A review of the hospital's policy and procedure titled, "Isolation Precautions," revised 4/2013, indicated, wearing gloves does not replace the need for hand washing because gloves may have small, in-apparent defects or may be torn during use, and hands can become contaminated during removal of gloves.
Tag No.: A0756
Based on interviews and record reviews the facility failed to ensure the infection control preventionist was aware of the number and types of infections that has occurred as a result of transfusion of blood that has been reported to be at an increased risk of transmitting infectious diseases.
Finding:
During an interview on 4/25/13 at 10:30 a.m., with the Director of Laboratory Services (Admin 5) was asked to whom does she report the data from the "Lookback Report" (the process that is followed when the hospital is informed by the vendor for blood and blood components that units that the facility has received are at increased risk of transmitting infectious diseases). Admin 5 replied that the report is forwarded to the Laboratory Medical Director for review. When asked if she (Admin 5) reports the data to the infectious control preventionist she stated "No."

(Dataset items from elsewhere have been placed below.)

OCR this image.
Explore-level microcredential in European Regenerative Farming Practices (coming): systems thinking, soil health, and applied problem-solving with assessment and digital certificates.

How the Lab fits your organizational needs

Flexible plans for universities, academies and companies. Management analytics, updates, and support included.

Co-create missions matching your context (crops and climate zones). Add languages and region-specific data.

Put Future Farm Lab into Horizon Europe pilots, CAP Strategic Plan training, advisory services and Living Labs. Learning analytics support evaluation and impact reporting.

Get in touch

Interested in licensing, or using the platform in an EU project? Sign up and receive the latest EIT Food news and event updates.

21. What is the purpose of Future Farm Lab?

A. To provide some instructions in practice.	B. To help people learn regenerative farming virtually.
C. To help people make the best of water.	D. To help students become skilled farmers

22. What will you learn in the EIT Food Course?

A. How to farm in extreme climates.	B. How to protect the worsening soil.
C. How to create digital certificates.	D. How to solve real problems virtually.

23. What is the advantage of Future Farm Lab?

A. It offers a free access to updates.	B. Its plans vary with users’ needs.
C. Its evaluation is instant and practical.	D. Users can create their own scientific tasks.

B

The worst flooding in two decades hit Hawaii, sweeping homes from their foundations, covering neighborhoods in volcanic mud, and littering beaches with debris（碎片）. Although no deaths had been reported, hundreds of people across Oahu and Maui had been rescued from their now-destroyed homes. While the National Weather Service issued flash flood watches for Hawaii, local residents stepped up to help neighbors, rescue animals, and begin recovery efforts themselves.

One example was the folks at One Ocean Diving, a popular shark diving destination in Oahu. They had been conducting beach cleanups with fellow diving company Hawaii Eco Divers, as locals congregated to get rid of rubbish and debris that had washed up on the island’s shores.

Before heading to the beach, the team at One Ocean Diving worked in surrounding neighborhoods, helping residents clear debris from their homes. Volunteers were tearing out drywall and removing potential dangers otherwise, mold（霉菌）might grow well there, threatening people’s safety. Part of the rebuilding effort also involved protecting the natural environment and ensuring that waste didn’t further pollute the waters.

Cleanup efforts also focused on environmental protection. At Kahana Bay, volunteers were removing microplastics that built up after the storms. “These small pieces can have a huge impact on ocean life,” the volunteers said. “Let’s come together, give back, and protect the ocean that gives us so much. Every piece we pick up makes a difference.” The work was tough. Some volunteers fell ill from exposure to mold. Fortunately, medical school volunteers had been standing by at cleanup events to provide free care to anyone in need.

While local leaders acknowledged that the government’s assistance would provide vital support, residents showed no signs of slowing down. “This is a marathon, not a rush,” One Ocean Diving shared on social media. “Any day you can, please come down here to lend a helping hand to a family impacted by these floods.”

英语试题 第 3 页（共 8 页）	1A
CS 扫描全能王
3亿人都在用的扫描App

On 4/25/13 at 11:30 a.m., the Infection Control Preventionist (Admin 3) was interviewed. When asked if he received any data from the Director of Laboratory Services or the Laboratory Medical Director regarding the number of cases and infectious agents involved in the Lookback report, Admin 3 replied "No." When asked if he thought that this was information that should come to him and be discussed in the infection control committee meeting he stated "Yes."